A teoria parecia sólida. Afinal, os Estados Unidos continuam sendo a maior economia do planeta, possuem as forças armadas mais sofisticadas da história e lideram uma extensa rede de alianças. O Irã, por outro lado, enfrentou décadas de sanções, restrições comerciais, dificuldades financeiras e isolamento internacional. Em condições normais, a assimetria entre os dois países sugeriria um desfecho relativamente previsível.

A história, contudo, raramente recompensa previsões lineares. Apesar das dificuldades econômicas e dos custos internos significativos, o Estado iraniano permaneceu funcional, preservou sua capacidade de resposta e evitou o colapso que muitos analistas consideravam inevitável. Mais importante ainda, não houve mudança de regime nem capitulação política, como diversos setores em Washington e Tel Aviv esperavam alcançar.

É precisamente nesse ponto que o memorando se torna relevante. O documento não representa uma vitória inequívoca dos Estados Unidos, tampouco pode ser interpretado como um triunfo iraniano. Ele reflete algo muito mais interessante: o reconhecimento mútuo de que ambos os lados encontraram limites ao que poderiam alcançar por meio da coerção.

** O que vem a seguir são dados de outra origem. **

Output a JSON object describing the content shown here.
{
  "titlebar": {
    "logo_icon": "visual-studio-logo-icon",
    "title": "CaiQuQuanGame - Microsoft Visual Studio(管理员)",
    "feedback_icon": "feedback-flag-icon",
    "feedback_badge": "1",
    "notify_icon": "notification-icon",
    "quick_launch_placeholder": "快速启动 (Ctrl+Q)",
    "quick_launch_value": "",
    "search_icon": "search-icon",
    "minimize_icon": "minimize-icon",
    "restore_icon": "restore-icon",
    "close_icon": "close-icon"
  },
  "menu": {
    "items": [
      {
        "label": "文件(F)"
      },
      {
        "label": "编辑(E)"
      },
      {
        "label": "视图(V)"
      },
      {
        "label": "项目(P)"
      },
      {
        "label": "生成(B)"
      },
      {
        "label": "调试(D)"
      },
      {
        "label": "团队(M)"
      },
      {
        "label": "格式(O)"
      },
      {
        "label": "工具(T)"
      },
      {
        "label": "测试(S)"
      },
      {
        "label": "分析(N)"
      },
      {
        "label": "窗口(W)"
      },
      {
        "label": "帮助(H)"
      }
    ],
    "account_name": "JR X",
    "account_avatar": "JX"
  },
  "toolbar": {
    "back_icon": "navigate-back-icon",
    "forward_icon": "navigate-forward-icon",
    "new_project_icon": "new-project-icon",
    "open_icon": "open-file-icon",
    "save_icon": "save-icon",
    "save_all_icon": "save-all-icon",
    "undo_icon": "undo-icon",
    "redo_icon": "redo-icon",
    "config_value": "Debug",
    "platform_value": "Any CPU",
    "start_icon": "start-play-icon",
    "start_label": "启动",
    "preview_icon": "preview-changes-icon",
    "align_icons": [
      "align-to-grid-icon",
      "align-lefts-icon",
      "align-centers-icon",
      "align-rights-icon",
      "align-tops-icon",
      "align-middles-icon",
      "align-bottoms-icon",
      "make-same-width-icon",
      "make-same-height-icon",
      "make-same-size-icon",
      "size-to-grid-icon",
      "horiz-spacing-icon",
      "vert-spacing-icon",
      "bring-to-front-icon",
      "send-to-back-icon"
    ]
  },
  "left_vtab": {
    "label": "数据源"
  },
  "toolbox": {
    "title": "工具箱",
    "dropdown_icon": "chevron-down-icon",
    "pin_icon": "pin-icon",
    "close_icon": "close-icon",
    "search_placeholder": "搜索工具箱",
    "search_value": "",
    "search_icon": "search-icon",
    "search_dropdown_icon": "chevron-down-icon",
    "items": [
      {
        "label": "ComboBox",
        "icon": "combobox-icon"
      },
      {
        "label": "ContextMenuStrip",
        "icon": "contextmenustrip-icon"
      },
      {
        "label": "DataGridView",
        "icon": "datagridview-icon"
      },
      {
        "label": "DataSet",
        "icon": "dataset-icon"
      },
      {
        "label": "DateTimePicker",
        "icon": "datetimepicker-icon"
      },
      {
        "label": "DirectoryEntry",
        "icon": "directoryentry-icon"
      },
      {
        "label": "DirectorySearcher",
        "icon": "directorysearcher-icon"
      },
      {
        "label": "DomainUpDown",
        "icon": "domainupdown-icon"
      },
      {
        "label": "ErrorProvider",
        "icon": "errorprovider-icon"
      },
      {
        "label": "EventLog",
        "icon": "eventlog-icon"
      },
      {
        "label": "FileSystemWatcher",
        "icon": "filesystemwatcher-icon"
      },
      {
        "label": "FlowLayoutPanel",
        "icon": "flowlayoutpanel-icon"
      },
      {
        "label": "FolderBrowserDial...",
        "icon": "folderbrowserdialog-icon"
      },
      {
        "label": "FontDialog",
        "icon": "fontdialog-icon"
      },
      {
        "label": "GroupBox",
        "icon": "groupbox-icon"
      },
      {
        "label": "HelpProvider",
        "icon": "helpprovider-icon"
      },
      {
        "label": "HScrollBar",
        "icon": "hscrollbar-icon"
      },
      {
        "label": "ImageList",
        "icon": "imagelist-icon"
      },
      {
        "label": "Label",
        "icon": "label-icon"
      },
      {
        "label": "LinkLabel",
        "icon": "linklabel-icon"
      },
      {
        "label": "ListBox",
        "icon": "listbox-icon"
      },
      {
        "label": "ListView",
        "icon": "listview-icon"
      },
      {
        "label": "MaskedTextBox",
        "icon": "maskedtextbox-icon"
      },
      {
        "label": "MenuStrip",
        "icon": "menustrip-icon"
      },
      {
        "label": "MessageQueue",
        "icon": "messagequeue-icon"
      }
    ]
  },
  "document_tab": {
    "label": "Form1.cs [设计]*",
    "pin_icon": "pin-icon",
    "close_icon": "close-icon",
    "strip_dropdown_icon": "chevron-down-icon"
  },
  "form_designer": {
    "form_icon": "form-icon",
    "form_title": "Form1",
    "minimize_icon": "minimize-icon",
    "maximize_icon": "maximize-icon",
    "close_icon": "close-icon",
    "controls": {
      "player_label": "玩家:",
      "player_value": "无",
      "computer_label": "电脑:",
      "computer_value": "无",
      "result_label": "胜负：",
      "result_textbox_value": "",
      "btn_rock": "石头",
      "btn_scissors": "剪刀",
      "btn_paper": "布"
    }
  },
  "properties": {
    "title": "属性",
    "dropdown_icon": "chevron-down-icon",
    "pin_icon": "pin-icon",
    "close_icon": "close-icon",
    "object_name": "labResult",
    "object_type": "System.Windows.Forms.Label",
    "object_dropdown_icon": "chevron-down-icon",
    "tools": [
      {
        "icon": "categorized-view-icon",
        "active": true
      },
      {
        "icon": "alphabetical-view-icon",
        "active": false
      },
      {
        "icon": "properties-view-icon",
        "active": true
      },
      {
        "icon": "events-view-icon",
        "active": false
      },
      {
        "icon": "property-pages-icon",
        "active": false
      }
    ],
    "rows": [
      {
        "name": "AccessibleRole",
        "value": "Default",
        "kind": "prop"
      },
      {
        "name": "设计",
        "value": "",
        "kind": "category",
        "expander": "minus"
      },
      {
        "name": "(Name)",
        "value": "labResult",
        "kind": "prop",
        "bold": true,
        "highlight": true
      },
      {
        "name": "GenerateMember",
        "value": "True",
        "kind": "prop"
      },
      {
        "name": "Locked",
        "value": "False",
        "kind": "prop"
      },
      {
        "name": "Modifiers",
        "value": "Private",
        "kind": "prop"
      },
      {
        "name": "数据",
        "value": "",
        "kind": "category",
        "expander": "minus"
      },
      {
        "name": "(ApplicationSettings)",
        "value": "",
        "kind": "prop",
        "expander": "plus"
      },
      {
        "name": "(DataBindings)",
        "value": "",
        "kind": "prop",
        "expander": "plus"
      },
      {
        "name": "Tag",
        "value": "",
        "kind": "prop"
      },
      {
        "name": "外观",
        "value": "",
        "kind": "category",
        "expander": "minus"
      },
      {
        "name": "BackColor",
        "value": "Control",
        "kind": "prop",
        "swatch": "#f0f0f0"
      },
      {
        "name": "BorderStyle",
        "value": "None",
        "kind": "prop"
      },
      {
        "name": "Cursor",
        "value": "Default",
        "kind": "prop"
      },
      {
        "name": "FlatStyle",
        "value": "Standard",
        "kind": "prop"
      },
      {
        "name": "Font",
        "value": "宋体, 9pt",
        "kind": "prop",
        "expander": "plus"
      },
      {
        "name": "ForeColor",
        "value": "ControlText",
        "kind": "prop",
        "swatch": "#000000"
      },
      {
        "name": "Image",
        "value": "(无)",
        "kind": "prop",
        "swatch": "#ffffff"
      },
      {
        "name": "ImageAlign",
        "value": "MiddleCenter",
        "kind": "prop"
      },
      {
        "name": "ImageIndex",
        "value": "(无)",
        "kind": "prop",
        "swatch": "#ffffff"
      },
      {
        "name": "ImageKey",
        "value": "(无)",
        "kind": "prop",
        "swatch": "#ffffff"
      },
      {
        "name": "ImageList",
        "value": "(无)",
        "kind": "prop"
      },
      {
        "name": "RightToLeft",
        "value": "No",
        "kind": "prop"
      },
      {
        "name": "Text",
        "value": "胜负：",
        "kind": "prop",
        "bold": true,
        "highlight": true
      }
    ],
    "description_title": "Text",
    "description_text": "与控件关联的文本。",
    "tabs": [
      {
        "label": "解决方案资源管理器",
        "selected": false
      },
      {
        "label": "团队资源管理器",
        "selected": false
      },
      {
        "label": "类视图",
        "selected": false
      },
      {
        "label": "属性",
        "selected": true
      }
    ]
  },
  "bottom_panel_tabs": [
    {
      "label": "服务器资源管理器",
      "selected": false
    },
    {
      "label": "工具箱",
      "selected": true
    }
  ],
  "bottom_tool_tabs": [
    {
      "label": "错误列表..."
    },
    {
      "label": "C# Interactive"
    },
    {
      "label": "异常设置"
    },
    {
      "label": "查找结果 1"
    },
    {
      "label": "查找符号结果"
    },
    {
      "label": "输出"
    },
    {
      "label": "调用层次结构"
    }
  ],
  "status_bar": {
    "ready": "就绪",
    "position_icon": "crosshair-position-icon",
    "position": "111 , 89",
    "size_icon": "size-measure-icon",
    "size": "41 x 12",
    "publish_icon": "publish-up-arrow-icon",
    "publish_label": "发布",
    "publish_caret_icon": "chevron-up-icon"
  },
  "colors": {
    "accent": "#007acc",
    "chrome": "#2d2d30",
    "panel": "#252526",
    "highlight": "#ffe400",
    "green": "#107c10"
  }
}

Ao longo da história, as grandes potências frequentemente descobriram que superioridade militar não garante sucesso político. Os Estados Unidos venceram inúmeras batalhas no Vietnã, mas não conseguiram vencer a guerra. A União Soviética enfrentou uma situação semelhante no Afeganistão. Décadas depois, Washington enfrentaria a mesma realidade naquele país. Em todos esses casos, o problema não foi a falta de recursos ou de capacidade militar, mas a dificuldade de transformar força em resultados políticos sustentáveis.

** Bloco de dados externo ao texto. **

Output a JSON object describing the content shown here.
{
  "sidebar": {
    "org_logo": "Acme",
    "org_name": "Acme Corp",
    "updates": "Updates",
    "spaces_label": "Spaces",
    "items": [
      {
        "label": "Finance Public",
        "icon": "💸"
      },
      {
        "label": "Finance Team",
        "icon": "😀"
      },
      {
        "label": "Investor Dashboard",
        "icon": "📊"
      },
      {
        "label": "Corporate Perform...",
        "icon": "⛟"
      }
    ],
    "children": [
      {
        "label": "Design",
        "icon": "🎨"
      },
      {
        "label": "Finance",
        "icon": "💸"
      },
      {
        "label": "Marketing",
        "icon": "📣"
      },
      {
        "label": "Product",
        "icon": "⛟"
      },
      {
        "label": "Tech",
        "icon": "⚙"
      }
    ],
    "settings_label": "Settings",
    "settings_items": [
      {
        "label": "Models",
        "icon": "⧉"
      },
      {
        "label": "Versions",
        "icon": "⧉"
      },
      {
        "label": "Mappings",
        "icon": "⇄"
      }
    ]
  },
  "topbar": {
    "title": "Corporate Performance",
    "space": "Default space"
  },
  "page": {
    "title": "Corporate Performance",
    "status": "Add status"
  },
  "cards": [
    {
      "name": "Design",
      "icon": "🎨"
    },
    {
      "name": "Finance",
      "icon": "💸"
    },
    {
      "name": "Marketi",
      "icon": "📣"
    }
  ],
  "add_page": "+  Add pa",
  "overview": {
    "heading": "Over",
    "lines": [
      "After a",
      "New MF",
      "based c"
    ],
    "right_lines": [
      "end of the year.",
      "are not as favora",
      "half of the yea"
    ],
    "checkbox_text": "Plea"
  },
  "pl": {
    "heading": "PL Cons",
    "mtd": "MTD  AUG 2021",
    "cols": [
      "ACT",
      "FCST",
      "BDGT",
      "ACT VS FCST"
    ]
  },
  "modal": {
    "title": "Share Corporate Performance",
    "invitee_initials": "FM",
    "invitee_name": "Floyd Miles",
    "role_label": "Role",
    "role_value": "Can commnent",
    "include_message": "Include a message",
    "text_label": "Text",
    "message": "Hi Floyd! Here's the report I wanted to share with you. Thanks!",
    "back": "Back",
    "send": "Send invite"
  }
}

O caso iraniano sugere que estamos diante de uma transformação ainda mais profunda. Uma variável frequentemente ignorada passou a desempenhar um papel central: a resiliência. A capacidade de absorver custos, suportar pressões prolongadas e preservar a coesão interna tornou-se uma forma de poder tão relevante quanto tanques, mísseis ou sanções econômicas. O Irã não derrotou os Estados Unidos. Mas demonstrou que impedir a vitória do adversário também pode constituir uma forma de sucesso estratégico.

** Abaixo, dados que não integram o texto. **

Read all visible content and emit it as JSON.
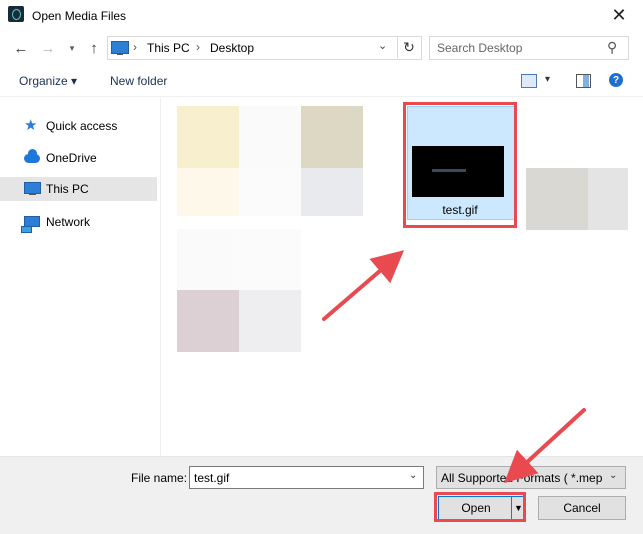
{
  "window": {
    "title": "Open Media Files"
  },
  "address": {
    "crumbs": [
      "This PC",
      "Desktop"
    ]
  },
  "search": {
    "placeholder": "Search Desktop"
  },
  "toolbar": {
    "organize": "Organize ▾",
    "new_folder": "New folder"
  },
  "sidebar": {
    "items": [
      {
        "label": "Quick access",
        "icon": "star-icon"
      },
      {
        "label": "OneDrive",
        "icon": "cloud-icon"
      },
      {
        "label": "This PC",
        "icon": "computer-icon",
        "selected": true
      },
      {
        "label": "Network",
        "icon": "network-icon"
      }
    ]
  },
  "files": {
    "selected_name": "test.gif"
  },
  "footer": {
    "file_name_label": "File name:",
    "file_name_value": "test.gif",
    "file_type": "All Supported Formats ( *.mep",
    "open_label": "Open",
    "cancel_label": "Cancel"
  },
  "colors": {
    "highlight_red": "#e84a4f",
    "selection": "#cce8ff",
    "accent": "#0078d7"
  }
}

Talvez essa seja a principal lição que emerge do memorando. Trump descobriu, como outros líderes americanos antes dele, que destruir capacidades é relativamente simples. Muito mais difícil é transformar essa destruição em uma nova realidade política favorável. A força continua sendo um instrumento indispensável da política internacional. O que mudou foi a crença de que ela, sozinha, é capaz de resolver problemas complexos.

O século XXI está revelando um cenário em que a capacidade de resistência se tornou tão importante quanto a de ataque. Nesse contexto, o memorando entre Washington e Teerã – e o isolamento de Israel – talvez seja lembrado menos pelos seus quatorze pontos e mais pela lição estratégica que simboliza: até mesmo as maiores potências do mundo estão descobrindo que existem limites ao poder quando ele encontra, pela frente, sociedades dispostas a resistir.